You really have to experience the power of the zoom to believe it. This series of shots made at the north end of the Reservoir in New York’s Central Park was made at the 35mm equivalent of 23mm (the widest setting), 145mm, 810mm, and using digital zoom, 3078mm(!), all handheld. I am pretty proud of the 810mm shot because it actually shows excellent steadiness even upon magnification, though the 3078mm shot was well beyond my steadiness capabilities even at 1⁄640 sec. The widest-angle shot shows rather bad distortion at the edges, where the buildings on both sides seem to fall in toward the center. Performance at the 145mm setting is excellent in all respects.

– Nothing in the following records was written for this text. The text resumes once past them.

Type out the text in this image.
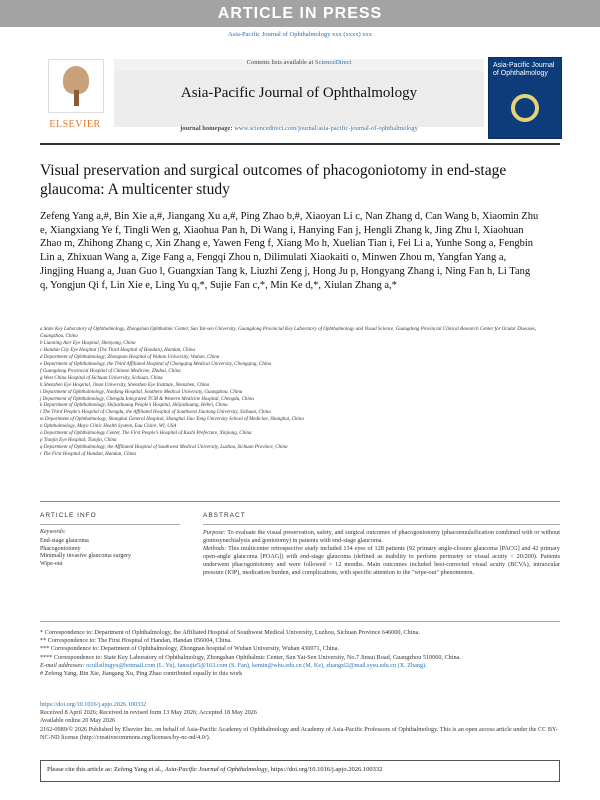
ARTICLE IN PRESS
Asia-Pacific Journal of Ophthalmology xxx (xxxx) xxx
ELSEVIER
Contents lists available at ScienceDirect
Asia-Pacific Journal of Ophthalmology
journal homepage: www.sciencedirect.com/journal/asia-pacific-journal-of-ophthalmology
Asia-Pacific Journal of Ophthalmology
Visual preservation and surgical outcomes of phacogoniotomy in end-stage glaucoma: A multicenter study
Zefeng Yang a,#, Bin Xie a,#, Jiangang Xu a,#, Ping Zhao b,#, Xiaoyan Li c, Nan Zhang d, Can Wang b, Xiaomin Zhu e, Xiangxiang Ye f, Tingli Wen g, Xiaohua Pan h, Di Wang i, Hanying Fan j, Hengli Zhang k, Jing Zhu l, Xiaohuan Zhao m, Zhihong Zhang c, Xin Zhang e, Yawen Feng f, Xiang Mo h, Xuelian Tian i, Fei Li a, Yunhe Song a, Fengbin Lin a, Zhixuan Wang a, Zige Fang a, Fengqi Zhou n, Dilimulati Xiaokaiti o, Minwen Zhou m, Yangfan Yang a, Jingjing Huang a, Juan Guo l, Guangxian Tang k, Liuzhi Zeng j, Hong Ju p, Hongyang Zhang i, Ning Fan h, Li Tang q, Yongjun Qi f, Lin Xie e, Ling Yu q,*, Sujie Fan c,*, Min Ke d,*, Xiulan Zhang a,*
a State Key Laboratory of Ophthalmology, Zhongshan Ophthalmic Center, Sun Yat-sen University, Guangdong Provincial Key Laboratory of Ophthalmology and Visual Science, Guangdong Provincial Clinical Research Center for Ocular Diseases, Guangzhou, China
b Liaoning Aier Eye Hospital, Shenyang, China
c Handan City Eye Hospital (The Third Hospital of Handan), Handan, China
d Department of Ophthalmology, Zhongnan Hospital of Wuhan University, Wuhan, China
e Department of Ophthalmology, the Third Affiliated Hospital of Chongqing Medical University, Chongqing, China
f Guangdong Provincial Hospital of Chinese Medicine, Zhuhai, China
g West China Hospital of Sichuan University, Sichuan, China
h Shenzhen Eye Hospital, Jinan University, Shenzhen Eye Institute, Shenzhen, China
i Department of Ophthalmology, Nanfang Hospital, Southern Medical University, Guangzhou, China
j Department of Ophthalmology, Chengdu Integrated TCM & Western Medicine Hospital, Chengdu, China
k Department of Ophthalmology, Shijiazhuang People's Hospital, Shijiazhuang, Hebei, China
l The Third People's Hospital of Chengdu, the Affiliated Hospital of Southwest Jiaotong University, Sichuan, China
m Department of Ophthalmology, Shanghai General Hospital, Shanghai Jiao Tong University School of Medicine, Shanghai, China
n Ophthalmology, Mayo Clinic Health System, Eau Claire, WI, USA
o Department of Ophthalmology Center, The First People's Hospital of Kashi Prefecture, Xinjiang, China
p Tianjin Eye Hospital, Tianjin, China
q Department of Ophthalmology, the Affiliated Hospital of Southwest Medical University, Luzhou, Sichuan Province, China
r The First Hospital of Handan, Handan, China
ARTICLE INFO	ABSTRACT
Keywords:
End-stage glaucoma
Phacogoniotomy
Minimally invasive glaucoma surgery
Wipe-out
Purpose: To evaluate the visual preservation, safety, and surgical outcomes of phacogoniotomy (phacoemulsification combined with or without goniosynechialysis and goniotomy) in patients with end-stage glaucoma.
Methods: This multicenter retrospective study included 134 eyes of 128 patients (92 primary angle-closure glaucoma [PACG] and 42 primary open-angle glaucoma [POAG]) with end-stage glaucoma (defined as inability to perform perimetry or visual acuity < 20/200). Patients underwent phacogoniotomy and were followed > 12 months. Main outcomes included best-corrected visual acuity (BCVA), intraocular pressure (IOP), medication burden, and complications, with specific attention to the "wipe-out" phenomenon.
* Correspondence to: Department of Ophthalmology, the Affiliated Hospital of Southwest Medical University, Luzhou, Sichuan Province 646000, China.
** Correspondence to: The First Hospital of Handan, Handan 056004, China.
*** Correspondence to: Department of Ophthalmology, Zhongnan hospital of Wuhan University, Wuhan 430071, China.
**** Correspondence to: State Key Laboratory of Ophthalmology, Zhongshan Ophthalmic Center, Sun Yat-Sen University, No.7 Jinsui Road, Guangzhou 510060, China.
E-mail addresses: ocullstlingyu@hotmail.com (L. Yu), fansujie5@163.com (S. Fan), kemin@whu.edu.cn (M. Ke), zhangxl2@mail.sysu.edu.cn (X. Zhang).
# Zefeng Yang, Bin Xie, Jiangang Xu, Ping Zhao contributed equally to this work
https://doi.org/10.1016/j.apjo.2026.100332
Received 8 April 2026; Received in revised form 13 May 2026; Accepted 18 May 2026
Available online 20 May 2026
2162-0989/© 2026 Published by Elsevier Inc. on behalf of Asia-Pacific Academy of Ophthalmology and Academy of Asia-Pacific Professors of Ophthalmology. This is an open access article under the CC BY-NC-ND license (http://creativecommons.org/licenses/by-nc-nd/4.0/).
Please cite this article as: Zefeng Yang et al., Asia-Pacific Journal of Ophthalmology, https://doi.org/10.1016/j.apjo.2026.100332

The camera looks great and is no drag on the shoulder or hand when carrying. It allows for numerous creative controls aside from the presets in the Scene modes, and has a very deep menu that offers even more. It has all the functions one could want and allows for a variety of video options. Clearly the 36x optical/integral zoom lens is the headline here, and the range is rather mind-boggling once you get it in hand. Nikon has put in numerous backups to aid in getting successful shots throughout the range, and if this amazing zoom range is what you want in a very lightweight, integral lens camera then you won’t go too far wrong giving the P500 your consideration.

Lab Results
In tests performed on this camera by our TIPA affiliate lab, BetterNet, the GretagMacbeth test chart was reproduced with a saturation of 106.3 percent, a fairly standard oversaturation for compact cameras. The automatic white balance system showed a remarkably good performance and the gray elements of the test chart are located exactly in the center. Skin tone colors were very accurate. Blue shows a shift into higher saturated, nearly magenta rendition. Red colors have a very high yellow rate.

The standard test box was reproduced with a little shift into the yellow or green area, while the GretagMacbeth chart shows extremely good automatic white balance. There is decreasing sharpness in the image corners, a consequence of the extreme zoom lens.
© BetterNet

The camera showed good performance in resolution tests. The test image was reproduced with 2385 lines per picture height, which is an average result for a camera with 3000 pixels. The camera shows a very intense USM (sharpening) filtering, which causes a slight clipping on contrast lines. However, clipping isn’t really noticeable in real-life images, like in the portrait test shot or the shot of the standard test box.

The Nikon P500 recorded the standard portrait test shot with very crisp contours due to a high sharpness filtering. This image shows a high yellow rate in red nuances and in some skin tones.
© BetterNet

The Nikon P500 offers clean and smooth images up to ISO speed 800. At ISO 1600 and higher some color “clouds” appear in homogeneously colored areas, such as the gray patterns of the dynamic range and noise test chart. Even at lower ISO speed settings the camera uses an anti-noise filtering, but it is less intense than the noise filtering used by cameras with higher megapixel counts on small sensors.

With 9.53 f/stops, the Nikon P500 showed good performance in dynamic range tests, but do note that there are a lot of compact cameras that will achieve a dynamic range of more than 10 f/stops. This does not seem to affect the overall image satisfaction, and users can work with Nikon’s D-Lighting in various strengths to overcome difficult lighting conditions.